Non è ancora finita ma oggi è stata scritta un’importante pagina di giustizia: quello di Marco Vannini fu omicidio volontario. La seconda corte d’assise d’appello di Roma ha condannato a 14 anni di reclusione per omicidio volontario con dolo eventuale Antonio Ciontoli per la morte del giovane fidanzato della figlia, ucciso con un colpo di pistola la notte tra il 17 e 18 maggio del 2015 a Ladispoli. 9 anni e 4 mesi di reclusione per concorso anomalo in omicidio volontario è invece il reato attribuito alla moglie Maria Pezzillo e ai figli Federico e Martina. I giudici hanno quindi decretato che quella sera Marco sarebbe potuto essere stato salvato se si fossero chiamati i soccorsi in tempo.
“La giustizia esiste, dovete lottare sempre – ha detto Marina Conte, mamma di Marco Vannini – Andrò al cimitero a trovare Marco, spero che il custode mi apra il loculo per dire a mio figlio che la giustizia è lenta, ma è arrivata. Ciontoli deve chiedere perdono solo a sè stesso“. Un secondo dopo lo sparo è scattata la condotta illecita. Tutti i soggetti sono rimasti inerti, non hanno alzato un dito per aiutare Marco. Un pieno concorso, una piena consapevolezza di quello che voleva fare Antonio Ciontoli e cioè di non far sapere dello sparo poichè avrebbe perso il lavoro nelle forze armate. E’ questo quella che l’accusa ha espresso ed è stato accolto per ora dalla Giustizia italiana.
Ciontoli, dal canto suo, chiede perdono: “So di non essere la vittima ma il solo responsabile di questa tragedia.
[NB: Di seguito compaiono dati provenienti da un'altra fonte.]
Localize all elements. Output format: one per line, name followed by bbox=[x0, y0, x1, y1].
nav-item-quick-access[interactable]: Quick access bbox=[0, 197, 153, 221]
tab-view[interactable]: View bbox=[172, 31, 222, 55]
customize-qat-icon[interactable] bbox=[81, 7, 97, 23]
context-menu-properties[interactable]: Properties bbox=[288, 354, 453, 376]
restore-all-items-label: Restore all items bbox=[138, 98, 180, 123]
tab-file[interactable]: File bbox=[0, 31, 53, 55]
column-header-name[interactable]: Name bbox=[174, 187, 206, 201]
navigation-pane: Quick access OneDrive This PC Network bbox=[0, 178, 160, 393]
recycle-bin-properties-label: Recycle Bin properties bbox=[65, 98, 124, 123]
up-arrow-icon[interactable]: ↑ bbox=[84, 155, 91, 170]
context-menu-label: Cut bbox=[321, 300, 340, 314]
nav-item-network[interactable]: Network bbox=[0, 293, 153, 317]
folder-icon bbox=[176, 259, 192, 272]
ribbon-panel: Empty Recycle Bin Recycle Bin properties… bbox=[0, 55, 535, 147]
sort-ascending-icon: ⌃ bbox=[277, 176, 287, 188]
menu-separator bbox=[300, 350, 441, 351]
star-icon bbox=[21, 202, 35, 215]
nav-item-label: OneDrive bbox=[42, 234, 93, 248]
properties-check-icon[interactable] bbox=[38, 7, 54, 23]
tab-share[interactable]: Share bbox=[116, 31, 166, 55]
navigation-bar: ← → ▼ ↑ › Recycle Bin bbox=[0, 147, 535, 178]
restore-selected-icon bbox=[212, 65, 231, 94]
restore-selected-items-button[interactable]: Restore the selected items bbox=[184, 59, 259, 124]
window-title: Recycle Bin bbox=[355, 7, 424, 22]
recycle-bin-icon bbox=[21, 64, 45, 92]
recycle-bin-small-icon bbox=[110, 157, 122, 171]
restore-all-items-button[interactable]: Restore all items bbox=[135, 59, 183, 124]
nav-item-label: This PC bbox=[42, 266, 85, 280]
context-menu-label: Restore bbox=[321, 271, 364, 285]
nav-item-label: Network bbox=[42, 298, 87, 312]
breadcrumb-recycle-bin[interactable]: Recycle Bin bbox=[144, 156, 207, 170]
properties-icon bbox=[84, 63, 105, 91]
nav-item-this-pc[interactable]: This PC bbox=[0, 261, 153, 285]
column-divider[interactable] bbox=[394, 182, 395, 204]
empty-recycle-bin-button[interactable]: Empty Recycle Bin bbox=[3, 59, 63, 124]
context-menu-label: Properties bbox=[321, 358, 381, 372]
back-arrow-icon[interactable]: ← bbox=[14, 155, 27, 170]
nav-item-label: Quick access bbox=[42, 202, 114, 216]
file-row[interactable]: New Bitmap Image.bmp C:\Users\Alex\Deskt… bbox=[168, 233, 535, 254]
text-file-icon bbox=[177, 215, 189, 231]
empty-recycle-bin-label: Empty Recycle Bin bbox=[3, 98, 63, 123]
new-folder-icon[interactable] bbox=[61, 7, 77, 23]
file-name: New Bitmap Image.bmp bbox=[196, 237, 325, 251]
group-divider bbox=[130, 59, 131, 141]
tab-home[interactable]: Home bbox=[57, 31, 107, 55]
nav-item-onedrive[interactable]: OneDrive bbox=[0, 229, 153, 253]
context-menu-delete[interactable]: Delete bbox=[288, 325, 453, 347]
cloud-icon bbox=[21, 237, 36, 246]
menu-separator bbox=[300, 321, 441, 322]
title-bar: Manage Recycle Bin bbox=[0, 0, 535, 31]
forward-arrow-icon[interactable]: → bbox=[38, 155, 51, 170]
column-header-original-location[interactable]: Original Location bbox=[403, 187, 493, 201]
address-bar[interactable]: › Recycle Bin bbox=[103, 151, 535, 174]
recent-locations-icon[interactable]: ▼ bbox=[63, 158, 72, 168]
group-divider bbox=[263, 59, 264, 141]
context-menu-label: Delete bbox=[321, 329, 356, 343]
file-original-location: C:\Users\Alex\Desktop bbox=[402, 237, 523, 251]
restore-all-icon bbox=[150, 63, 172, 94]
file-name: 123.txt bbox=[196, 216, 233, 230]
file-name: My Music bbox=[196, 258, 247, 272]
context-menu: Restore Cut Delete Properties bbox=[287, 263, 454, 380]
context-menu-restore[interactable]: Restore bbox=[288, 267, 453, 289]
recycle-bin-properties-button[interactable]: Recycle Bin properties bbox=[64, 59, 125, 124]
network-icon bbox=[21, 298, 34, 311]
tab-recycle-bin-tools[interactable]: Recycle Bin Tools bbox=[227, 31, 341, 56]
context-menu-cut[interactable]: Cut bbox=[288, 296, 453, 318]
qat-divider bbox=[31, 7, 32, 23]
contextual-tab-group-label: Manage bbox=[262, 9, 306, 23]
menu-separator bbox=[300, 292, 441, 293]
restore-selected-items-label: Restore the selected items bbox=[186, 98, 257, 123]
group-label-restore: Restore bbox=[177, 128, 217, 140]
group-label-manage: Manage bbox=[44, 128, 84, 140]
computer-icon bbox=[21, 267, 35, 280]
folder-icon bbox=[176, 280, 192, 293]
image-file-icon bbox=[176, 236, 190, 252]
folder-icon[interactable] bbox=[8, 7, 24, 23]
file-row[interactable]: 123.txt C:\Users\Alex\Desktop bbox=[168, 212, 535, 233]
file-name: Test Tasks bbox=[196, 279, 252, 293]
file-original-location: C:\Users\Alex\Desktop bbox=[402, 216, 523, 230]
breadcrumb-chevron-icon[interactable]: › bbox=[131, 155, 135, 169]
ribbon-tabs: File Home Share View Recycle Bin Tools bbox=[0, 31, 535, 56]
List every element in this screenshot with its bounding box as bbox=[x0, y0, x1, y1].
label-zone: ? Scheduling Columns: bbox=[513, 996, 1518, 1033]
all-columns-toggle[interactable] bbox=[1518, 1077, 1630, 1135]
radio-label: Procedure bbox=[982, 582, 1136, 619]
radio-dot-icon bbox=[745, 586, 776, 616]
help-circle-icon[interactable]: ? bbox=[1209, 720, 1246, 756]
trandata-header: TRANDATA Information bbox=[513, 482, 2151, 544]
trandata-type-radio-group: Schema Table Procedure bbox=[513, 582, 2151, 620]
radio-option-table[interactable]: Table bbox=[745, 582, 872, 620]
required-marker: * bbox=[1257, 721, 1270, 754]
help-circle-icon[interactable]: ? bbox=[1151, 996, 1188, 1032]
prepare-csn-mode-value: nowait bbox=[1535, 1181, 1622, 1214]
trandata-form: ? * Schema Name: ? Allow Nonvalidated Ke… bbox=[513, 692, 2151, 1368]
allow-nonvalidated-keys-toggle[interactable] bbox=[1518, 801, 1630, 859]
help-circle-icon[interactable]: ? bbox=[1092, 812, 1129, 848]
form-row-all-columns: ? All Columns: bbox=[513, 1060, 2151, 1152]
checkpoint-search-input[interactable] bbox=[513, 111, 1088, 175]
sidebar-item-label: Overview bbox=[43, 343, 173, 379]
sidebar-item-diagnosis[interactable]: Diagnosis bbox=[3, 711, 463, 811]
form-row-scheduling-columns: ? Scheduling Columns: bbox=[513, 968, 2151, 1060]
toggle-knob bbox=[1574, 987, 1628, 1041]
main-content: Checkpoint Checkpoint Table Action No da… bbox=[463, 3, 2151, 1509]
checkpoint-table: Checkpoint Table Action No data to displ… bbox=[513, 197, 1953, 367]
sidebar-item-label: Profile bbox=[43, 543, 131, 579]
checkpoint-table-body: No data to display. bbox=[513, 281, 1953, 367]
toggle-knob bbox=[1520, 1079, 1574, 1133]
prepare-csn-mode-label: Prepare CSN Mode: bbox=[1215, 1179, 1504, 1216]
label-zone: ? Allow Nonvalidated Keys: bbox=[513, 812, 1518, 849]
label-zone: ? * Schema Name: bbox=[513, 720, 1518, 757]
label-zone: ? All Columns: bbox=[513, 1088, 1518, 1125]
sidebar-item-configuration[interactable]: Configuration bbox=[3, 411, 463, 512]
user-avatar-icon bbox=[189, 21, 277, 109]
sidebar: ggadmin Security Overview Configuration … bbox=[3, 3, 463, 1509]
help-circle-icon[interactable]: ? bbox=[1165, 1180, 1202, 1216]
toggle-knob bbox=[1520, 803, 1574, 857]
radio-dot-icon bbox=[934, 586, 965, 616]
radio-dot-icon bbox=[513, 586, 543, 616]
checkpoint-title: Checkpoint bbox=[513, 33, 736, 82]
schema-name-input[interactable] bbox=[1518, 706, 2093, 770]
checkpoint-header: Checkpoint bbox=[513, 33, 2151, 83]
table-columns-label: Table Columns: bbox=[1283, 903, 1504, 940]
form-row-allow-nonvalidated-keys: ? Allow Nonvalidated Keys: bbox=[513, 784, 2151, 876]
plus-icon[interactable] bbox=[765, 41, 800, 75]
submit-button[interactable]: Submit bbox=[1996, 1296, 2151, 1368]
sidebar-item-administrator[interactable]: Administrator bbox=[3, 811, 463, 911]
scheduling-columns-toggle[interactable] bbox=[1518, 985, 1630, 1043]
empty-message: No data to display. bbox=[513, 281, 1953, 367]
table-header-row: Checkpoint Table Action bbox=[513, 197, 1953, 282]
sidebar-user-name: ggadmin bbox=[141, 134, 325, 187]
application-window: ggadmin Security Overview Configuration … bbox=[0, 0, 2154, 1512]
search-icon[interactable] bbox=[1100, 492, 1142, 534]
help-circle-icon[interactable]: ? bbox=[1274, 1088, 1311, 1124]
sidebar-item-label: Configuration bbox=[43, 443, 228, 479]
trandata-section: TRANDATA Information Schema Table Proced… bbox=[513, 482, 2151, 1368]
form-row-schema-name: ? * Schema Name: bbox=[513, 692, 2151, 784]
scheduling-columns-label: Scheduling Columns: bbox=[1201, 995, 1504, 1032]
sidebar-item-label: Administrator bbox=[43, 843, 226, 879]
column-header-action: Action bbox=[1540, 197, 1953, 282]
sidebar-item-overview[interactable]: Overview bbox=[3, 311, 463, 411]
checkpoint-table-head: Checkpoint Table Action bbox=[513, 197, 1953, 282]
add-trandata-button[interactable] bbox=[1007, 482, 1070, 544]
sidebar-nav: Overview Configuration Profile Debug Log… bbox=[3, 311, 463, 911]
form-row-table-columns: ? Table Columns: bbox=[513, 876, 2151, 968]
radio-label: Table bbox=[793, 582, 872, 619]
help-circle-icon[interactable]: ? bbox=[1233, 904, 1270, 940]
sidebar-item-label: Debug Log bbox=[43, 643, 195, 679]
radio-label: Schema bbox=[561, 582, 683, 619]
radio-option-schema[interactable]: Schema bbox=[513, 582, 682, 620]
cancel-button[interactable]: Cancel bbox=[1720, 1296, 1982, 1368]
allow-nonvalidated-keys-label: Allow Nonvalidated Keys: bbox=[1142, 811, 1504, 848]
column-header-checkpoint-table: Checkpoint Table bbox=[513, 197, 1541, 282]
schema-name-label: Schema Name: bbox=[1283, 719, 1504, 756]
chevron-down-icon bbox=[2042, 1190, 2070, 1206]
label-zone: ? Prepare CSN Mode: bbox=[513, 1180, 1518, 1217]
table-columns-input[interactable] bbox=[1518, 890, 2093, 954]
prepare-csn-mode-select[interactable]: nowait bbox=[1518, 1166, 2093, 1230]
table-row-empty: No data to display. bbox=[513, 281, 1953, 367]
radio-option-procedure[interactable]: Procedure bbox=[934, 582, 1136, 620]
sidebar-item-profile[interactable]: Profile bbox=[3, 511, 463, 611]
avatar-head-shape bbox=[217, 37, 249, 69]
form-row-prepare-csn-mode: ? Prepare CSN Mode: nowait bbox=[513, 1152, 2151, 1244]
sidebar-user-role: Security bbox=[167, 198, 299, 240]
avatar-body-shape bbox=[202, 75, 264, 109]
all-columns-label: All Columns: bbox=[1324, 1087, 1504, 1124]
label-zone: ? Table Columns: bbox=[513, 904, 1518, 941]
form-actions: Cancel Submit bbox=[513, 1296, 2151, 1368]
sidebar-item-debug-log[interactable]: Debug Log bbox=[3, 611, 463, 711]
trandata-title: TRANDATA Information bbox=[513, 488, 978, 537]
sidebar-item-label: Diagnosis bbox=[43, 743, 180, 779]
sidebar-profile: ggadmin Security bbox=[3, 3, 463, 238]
Sulla mia pelle sento quanto possa essere insopportabile, perché innaturale, dover sopportare la morte di un ragazzo di vent’anni, bello come il sole e buono come il pane. Mi appello al beneficio del dubbio. Chiedo perdono per quello che ho commesso e anche per ciò che non ho commesso. Nessuno dovrebbe sostituirsi a un giudice. Qualsiasi sia la condanna giudiziaria so che resterà solo il dolore lacerante di tutte le persone che amano Marco“. L’iter giuridico procederà, la Corte di Cassazione ha infatti chiesto un processo d’appello bis.